The growth of Baby Boy Bennett and me…

In this post, I wanted to share about how people interact with a pregnant lady here in Paris (case study: me). I can’t compare it to how people treat pregnant ladies in America, so feel free to comment and let me know (I’m curious). Maybe it’s exactly the same. But before being pregnant, and even in the first 25 weeks or so, I was treated like everyone else. Paris is a big city, and like most big cities as a general rule, you DO NOT make eye contact with strangers and you DO NOT talk to strangers. There are exceptions of course, and sometimes Parisians will surprise me with how polite they can be. But it’s a big place and we are all crossing paths with so many people everyday; there is a sense or maybe even a right, that each person has a degree of privacy and personal anonymity in public. This can cause some who aren’t used to the city to experience people as cold and rude, and while they can be at times, as an introvert I often like this personal privacy, because if I interacted with every person I saw, I would be exhausted all the time.

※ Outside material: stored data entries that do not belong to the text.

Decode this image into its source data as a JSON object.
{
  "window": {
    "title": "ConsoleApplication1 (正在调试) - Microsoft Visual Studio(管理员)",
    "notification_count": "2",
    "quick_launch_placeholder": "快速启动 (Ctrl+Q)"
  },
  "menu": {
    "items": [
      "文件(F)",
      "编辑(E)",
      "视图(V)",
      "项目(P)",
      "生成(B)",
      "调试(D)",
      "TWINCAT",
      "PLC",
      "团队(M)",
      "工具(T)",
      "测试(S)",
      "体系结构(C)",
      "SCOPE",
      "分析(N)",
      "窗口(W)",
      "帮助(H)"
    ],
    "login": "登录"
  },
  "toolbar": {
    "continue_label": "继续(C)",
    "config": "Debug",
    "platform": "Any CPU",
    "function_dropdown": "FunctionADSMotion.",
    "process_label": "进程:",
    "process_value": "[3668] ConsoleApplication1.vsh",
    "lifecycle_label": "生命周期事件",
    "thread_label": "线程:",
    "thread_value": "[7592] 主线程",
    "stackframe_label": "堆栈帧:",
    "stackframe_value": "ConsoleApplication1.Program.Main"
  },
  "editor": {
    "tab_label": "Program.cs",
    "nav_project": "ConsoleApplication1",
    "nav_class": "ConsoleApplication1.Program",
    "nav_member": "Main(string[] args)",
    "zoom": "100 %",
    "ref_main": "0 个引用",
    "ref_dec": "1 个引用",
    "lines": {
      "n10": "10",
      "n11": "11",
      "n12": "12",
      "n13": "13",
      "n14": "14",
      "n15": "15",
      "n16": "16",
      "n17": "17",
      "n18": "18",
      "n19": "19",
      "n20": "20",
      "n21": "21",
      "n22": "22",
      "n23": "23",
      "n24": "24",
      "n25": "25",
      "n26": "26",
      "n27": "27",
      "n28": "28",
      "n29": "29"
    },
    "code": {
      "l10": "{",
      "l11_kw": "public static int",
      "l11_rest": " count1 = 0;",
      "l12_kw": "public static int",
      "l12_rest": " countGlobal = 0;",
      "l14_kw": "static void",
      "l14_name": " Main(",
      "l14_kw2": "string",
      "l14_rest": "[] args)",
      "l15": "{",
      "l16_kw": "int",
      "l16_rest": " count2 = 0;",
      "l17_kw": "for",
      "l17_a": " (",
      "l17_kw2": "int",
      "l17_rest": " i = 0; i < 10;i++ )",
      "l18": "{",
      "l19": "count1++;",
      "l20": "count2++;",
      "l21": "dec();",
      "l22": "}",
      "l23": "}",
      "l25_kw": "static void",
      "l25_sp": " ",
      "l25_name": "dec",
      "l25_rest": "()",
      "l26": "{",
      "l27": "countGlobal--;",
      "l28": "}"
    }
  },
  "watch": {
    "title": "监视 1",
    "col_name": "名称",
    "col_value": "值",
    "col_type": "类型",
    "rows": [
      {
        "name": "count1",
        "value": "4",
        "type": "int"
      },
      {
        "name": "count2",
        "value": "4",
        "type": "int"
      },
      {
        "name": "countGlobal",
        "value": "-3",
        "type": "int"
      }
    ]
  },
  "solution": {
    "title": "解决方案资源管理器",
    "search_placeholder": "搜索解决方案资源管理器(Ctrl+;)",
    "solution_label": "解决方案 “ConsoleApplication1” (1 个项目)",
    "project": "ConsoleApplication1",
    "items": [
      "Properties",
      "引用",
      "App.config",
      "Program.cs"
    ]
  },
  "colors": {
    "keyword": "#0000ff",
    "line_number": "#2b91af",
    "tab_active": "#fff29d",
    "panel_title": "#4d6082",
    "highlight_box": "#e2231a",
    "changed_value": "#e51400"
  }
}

But things changed somewhat when I became visibly pregnant. Here are some highlights to demonstrate how people interact with me differently now.

  • Everyone looks at me, which I mention first because it is strange to go from no one looks at you to nearly everyone does.
  • People offer me their seat on the bus and the subway, and if no one does, normally someone else who is standing will boldly suggest that someone needs to offer me a seat. Sometimes it is embarrassing, but I appreciate the gesture.
  • Many strangers talk to me. In French, instead of asking if I’m pregnant, they will ask “if I am awaiting a child” (“Vous attendez un enfant?”). Many people also enjoy asking or guessing whether it’s a boy or a girl. So far only one has guessed correctly.
  • My new favorite question is “C’est pour bientôt?” or “C’est pour aujourd’hui?” which are different ways of asking if I am due very soon or maybe even today.
  • Lastly, often people will ask me questions with the goal of giving me some kind of advice. They want to make sure I am talking to the baby everyday, or inquire about whether or not I plan to breastfeed or have a natural birth. I don’t mind this, but it is striking to me how in a culture where people don’t typically dive in with personal questions (especially with strangers), pregnancy seems to be an open invitation to ask or say anything to me. It can be rather comical sometimes.

I’ve heard that this openness can continue once people have young children, and I am hoping it’s true. If having a kid helps open the door for giving and receiving more warmth from the people we meet, that can only be a good thing, right? Although, I may have to get out on my own occasionally so I can still experience the solitude and privacy that is also needed sometimes.